Convincing the user is much harder in Linux. Microsoft has blurred the line between executing a program and viewing a file. Linux still makes it harder to trick a user into running a program.
The truth shall set you free!
Spear Phishing? Because it "targets specific people" ?
:)
Okay:
Jelly phishing - targeting politicians.
Salmon phishing - targeting gays.
Flounder phishing - targeting christians.
Tuna phishing - targeting pianists.
Shark phishing - targeting lawyers.
I am sure we could come up with others
The sea changes color, but the sea does not change.
Certainly, it is quite easy to nuke a home directory, but that doesn't mean there aren't any benefits. The first that occurs to me is that a normal user can't install a service that runs at boot automatically. They also don't have permission to do things like open certain ports.
So, on Windows, as long as the average user is running your code, you can very easily have an FTP server running at boot which the user can't kill. It can run silently for a very long time, making available keylogs or whatever else.
On Linux/BSD/OS-X, the danger is slightly reduced. Sure, you can monitor a single user's access, and you can open up a port > 1024. You can certainly nuke the home directory, which would be horribly bad news for a lot of users. But, it is always possible to log in as another user and kill whatever it is.
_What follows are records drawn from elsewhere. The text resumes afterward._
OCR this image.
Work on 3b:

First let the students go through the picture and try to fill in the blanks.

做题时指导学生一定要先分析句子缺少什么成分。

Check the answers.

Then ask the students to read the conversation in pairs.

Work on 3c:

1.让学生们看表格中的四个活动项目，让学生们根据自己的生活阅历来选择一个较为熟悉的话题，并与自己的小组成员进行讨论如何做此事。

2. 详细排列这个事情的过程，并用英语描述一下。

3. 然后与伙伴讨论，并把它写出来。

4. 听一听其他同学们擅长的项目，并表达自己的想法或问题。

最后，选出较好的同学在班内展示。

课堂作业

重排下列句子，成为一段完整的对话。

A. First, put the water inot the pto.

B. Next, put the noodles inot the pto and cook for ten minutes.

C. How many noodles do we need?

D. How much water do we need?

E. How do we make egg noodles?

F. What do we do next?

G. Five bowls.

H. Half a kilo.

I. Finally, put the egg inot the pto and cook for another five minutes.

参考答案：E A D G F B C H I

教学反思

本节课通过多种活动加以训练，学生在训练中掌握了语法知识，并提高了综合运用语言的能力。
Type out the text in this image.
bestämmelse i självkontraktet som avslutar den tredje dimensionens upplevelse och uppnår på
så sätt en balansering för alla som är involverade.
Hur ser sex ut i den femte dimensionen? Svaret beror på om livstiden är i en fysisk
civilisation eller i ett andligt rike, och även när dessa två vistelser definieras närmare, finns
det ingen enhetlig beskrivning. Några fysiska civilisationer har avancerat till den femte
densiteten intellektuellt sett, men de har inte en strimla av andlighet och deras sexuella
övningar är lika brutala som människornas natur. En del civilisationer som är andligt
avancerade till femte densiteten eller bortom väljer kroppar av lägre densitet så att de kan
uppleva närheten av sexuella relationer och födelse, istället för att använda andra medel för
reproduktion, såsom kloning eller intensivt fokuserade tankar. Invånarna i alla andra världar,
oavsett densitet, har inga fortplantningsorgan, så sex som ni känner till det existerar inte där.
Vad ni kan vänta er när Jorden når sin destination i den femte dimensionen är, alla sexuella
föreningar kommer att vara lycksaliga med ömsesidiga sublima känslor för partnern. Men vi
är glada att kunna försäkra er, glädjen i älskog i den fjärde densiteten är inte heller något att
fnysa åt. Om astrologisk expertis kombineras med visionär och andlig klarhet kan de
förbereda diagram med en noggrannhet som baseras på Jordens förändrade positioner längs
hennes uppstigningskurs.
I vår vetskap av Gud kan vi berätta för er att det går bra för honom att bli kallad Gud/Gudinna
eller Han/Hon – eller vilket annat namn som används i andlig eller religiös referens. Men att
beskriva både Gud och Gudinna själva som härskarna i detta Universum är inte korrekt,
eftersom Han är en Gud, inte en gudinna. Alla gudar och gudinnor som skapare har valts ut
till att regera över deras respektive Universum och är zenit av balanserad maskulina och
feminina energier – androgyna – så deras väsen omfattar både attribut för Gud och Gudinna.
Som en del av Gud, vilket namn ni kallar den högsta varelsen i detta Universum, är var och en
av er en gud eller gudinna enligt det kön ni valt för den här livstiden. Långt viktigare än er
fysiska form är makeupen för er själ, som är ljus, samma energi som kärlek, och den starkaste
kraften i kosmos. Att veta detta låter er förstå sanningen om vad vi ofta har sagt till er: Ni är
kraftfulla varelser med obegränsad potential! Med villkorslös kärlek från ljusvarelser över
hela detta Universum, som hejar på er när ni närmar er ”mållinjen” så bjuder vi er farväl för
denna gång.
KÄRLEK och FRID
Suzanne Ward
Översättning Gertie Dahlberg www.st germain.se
When you are running as another user, you will be fairly confident that you can at least see any problems that might present themselves. With windows, any app can make itself invisible to normal means of inspection (See Sony rootkit!).
There are some *nix fanboys who overstate the protections, certainly. But, "not much real extra security" is a hell of a lot better than "what in god's name were those chimp brained fucktards thinking?"